The role of technology
While much of the emphasis when it comes to combining companies is placed on the people factor, Deuster heavily emphasizes technology as a means to glue two entities together.
“We’ve moved off those days of only talking about integration and starting on our growth track two years ago to even more tightly couple the company, not through just people and management, but we’re changing our information system within Newport that literally breaks down all the walls between the divisions,” says Deuster.
The heart of it is a new material resource planning system that integrates the companies’ systems into a single global information system that can facilitate design and manufacturing functions in any of Newport’s locations worldwide. That gives the company the capability of planning and launching production of its products in any of its plants for customers in those locations. It also provides that sales team with better information on market dynamics and customer needs.
“Systems can help amplify the pace at which companies become more tightly coupled, and we believe that communications is everything if you’re going to operate on a global scale,” says Deuster. “So it’s more than people; it’s building your business around information technology.”
While integrating two companies can be a complex process, Deuster warns that letting the process drag on can impede progress and limit its success.

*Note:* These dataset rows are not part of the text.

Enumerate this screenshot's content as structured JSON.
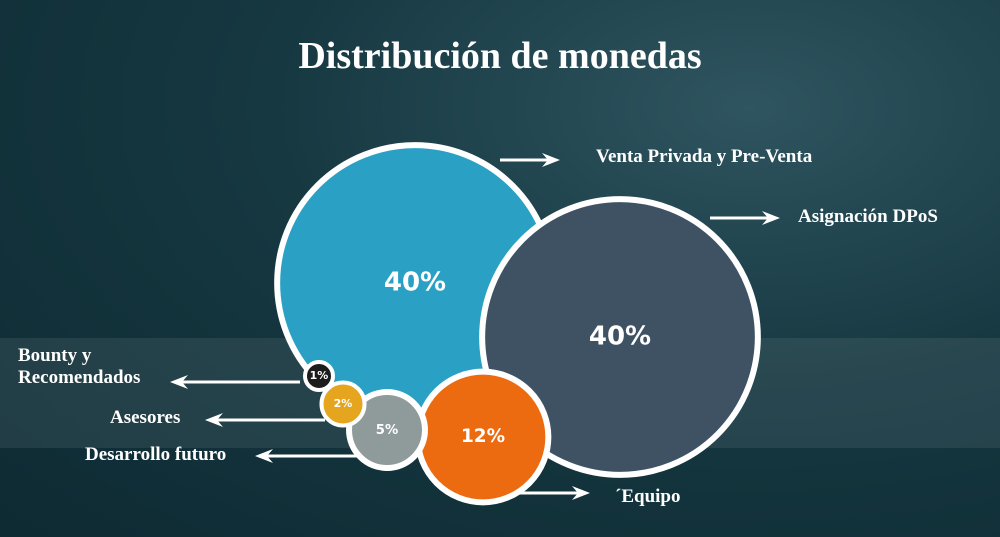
{
  "chart_data": {
    "type": "bubble",
    "title": "Distribución de monedas",
    "categories": [
      "Venta Privada y Pre-Venta",
      "Asignación DPoS",
      "´Equipo",
      "Desarrollo futuro",
      "Asesores",
      "Bounty y Recomendados"
    ],
    "values": [
      40,
      40,
      12,
      5,
      2,
      1
    ],
    "value_labels": [
      "40%",
      "40%",
      "12%",
      "5%",
      "2%",
      "1%"
    ],
    "colors": [
      "#2aa1c4",
      "#3f5264",
      "#ec6a10",
      "#8f9a9b",
      "#e6a51e",
      "#1c1c1c"
    ]
  }
}
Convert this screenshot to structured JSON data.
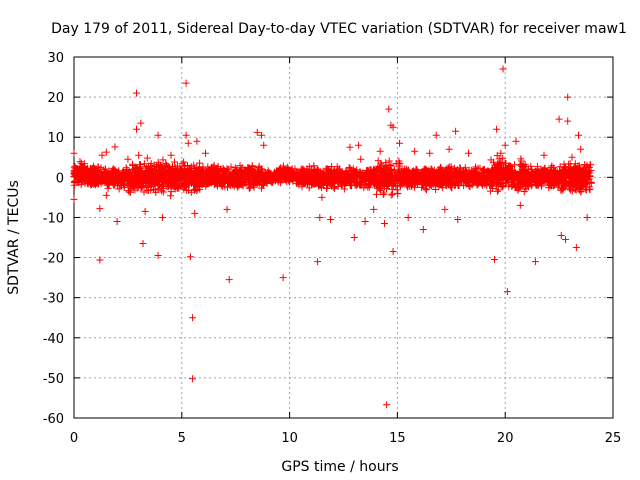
{
  "chart_data": {
    "type": "scatter",
    "title": "Day 179 of 2011, Sidereal Day-to-day VTEC variation (SDTVAR) for receiver maw1",
    "xlabel": "GPS time / hours",
    "ylabel": "SDTVAR / TECUs",
    "xlim": [
      0,
      25
    ],
    "ylim": [
      -60,
      30
    ],
    "xticks": [
      0,
      5,
      10,
      15,
      20,
      25
    ],
    "xtick_labels": [
      "0",
      "5",
      "10",
      "15",
      "20",
      "25"
    ],
    "yticks": [
      -60,
      -50,
      -40,
      -30,
      -20,
      -10,
      0,
      10,
      20,
      30
    ],
    "ytick_labels": [
      "-60",
      "-50",
      "-40",
      "-30",
      "-20",
      "-10",
      "0",
      "10",
      "20",
      "30"
    ],
    "grid": true,
    "marker": "+",
    "color": "#ff0000",
    "series": [
      {
        "name": "SDTVAR",
        "note": "dense band of points roughly between -3 and +3 TECU from 0 to 24 h, plus the outliers listed",
        "points": [
          [
            0.0,
            6.0
          ],
          [
            0.0,
            -5.5
          ],
          [
            0.5,
            2.5
          ],
          [
            0.9,
            2.8
          ],
          [
            1.2,
            -20.6
          ],
          [
            1.2,
            -7.8
          ],
          [
            1.3,
            5.5
          ],
          [
            1.5,
            6.3
          ],
          [
            1.5,
            -4.5
          ],
          [
            1.9,
            7.6
          ],
          [
            2.0,
            -11.0
          ],
          [
            2.5,
            4.5
          ],
          [
            2.9,
            21.0
          ],
          [
            2.9,
            12.0
          ],
          [
            3.0,
            5.5
          ],
          [
            3.1,
            13.5
          ],
          [
            3.2,
            -16.5
          ],
          [
            3.3,
            -8.5
          ],
          [
            3.4,
            4.8
          ],
          [
            3.9,
            -19.5
          ],
          [
            3.9,
            10.5
          ],
          [
            4.1,
            -10.0
          ],
          [
            4.5,
            5.5
          ],
          [
            5.2,
            23.5
          ],
          [
            5.2,
            10.5
          ],
          [
            5.3,
            8.5
          ],
          [
            5.4,
            -19.8
          ],
          [
            5.5,
            -35.0
          ],
          [
            5.5,
            -50.2
          ],
          [
            5.6,
            -9.0
          ],
          [
            5.7,
            9.0
          ],
          [
            6.1,
            6.0
          ],
          [
            6.5,
            3.0
          ],
          [
            7.1,
            -8.0
          ],
          [
            7.2,
            -25.5
          ],
          [
            8.5,
            11.2
          ],
          [
            8.7,
            10.5
          ],
          [
            8.8,
            8.0
          ],
          [
            9.7,
            -25.0
          ],
          [
            11.3,
            -21.0
          ],
          [
            11.4,
            -10.0
          ],
          [
            11.5,
            -5.0
          ],
          [
            11.9,
            -10.5
          ],
          [
            12.8,
            7.5
          ],
          [
            13.0,
            -15.0
          ],
          [
            13.2,
            8.0
          ],
          [
            13.3,
            4.5
          ],
          [
            13.5,
            -11.0
          ],
          [
            13.9,
            -8.0
          ],
          [
            14.2,
            6.5
          ],
          [
            14.4,
            -11.5
          ],
          [
            14.5,
            -56.7
          ],
          [
            14.6,
            17.0
          ],
          [
            14.7,
            13.0
          ],
          [
            14.8,
            12.5
          ],
          [
            14.8,
            -18.5
          ],
          [
            15.1,
            8.5
          ],
          [
            15.5,
            -10.0
          ],
          [
            15.8,
            6.5
          ],
          [
            16.2,
            -13.0
          ],
          [
            16.5,
            6.0
          ],
          [
            16.8,
            10.5
          ],
          [
            17.2,
            -8.0
          ],
          [
            17.4,
            7.0
          ],
          [
            17.7,
            11.5
          ],
          [
            17.8,
            -10.5
          ],
          [
            18.3,
            6.0
          ],
          [
            19.5,
            -20.5
          ],
          [
            19.6,
            12.0
          ],
          [
            19.8,
            6.0
          ],
          [
            19.9,
            27.0
          ],
          [
            20.0,
            8.0
          ],
          [
            20.1,
            -28.5
          ],
          [
            20.5,
            9.0
          ],
          [
            20.7,
            -7.0
          ],
          [
            21.4,
            -21.0
          ],
          [
            21.8,
            5.5
          ],
          [
            22.5,
            14.5
          ],
          [
            22.6,
            -14.5
          ],
          [
            22.8,
            -15.5
          ],
          [
            22.9,
            20.0
          ],
          [
            22.9,
            14.0
          ],
          [
            23.1,
            5.0
          ],
          [
            23.3,
            -17.5
          ],
          [
            23.4,
            10.5
          ],
          [
            23.5,
            7.0
          ],
          [
            23.8,
            -10.0
          ],
          [
            23.8,
            3.0
          ]
        ]
      }
    ]
  }
}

“I believe very much in speed of execution once you decide what you’re going to do, because what it does is it tends to get everyone focused on the end goal, as opposed to what they’ve got to give up along the way to get there,” Deuster says. “Usually, that’s the hardest part of a change process: ‘What am I giving up as opposed to what am I getting?’”
That’s why Deuster created a COO position that went online the day the deal was closed. The COO and the CFO led a team to focus on the main deliverables that were the most important integration factors, including cost reductions, organizational change and realization of synergies that would be necessary to make the deal work optimally.
“It’s easy to buy companies,” says Deuster. “It’s very hard to make them productive very quickly. One of the things that we believe in here is you need to envision how the business is going to operate after the deal, and you need to let the management team know what to expect. Eliminate the uncertainty.
Whether they like it isn’t the point. The point is there has to be this clarity of where we’re going and how fast we need to get there.”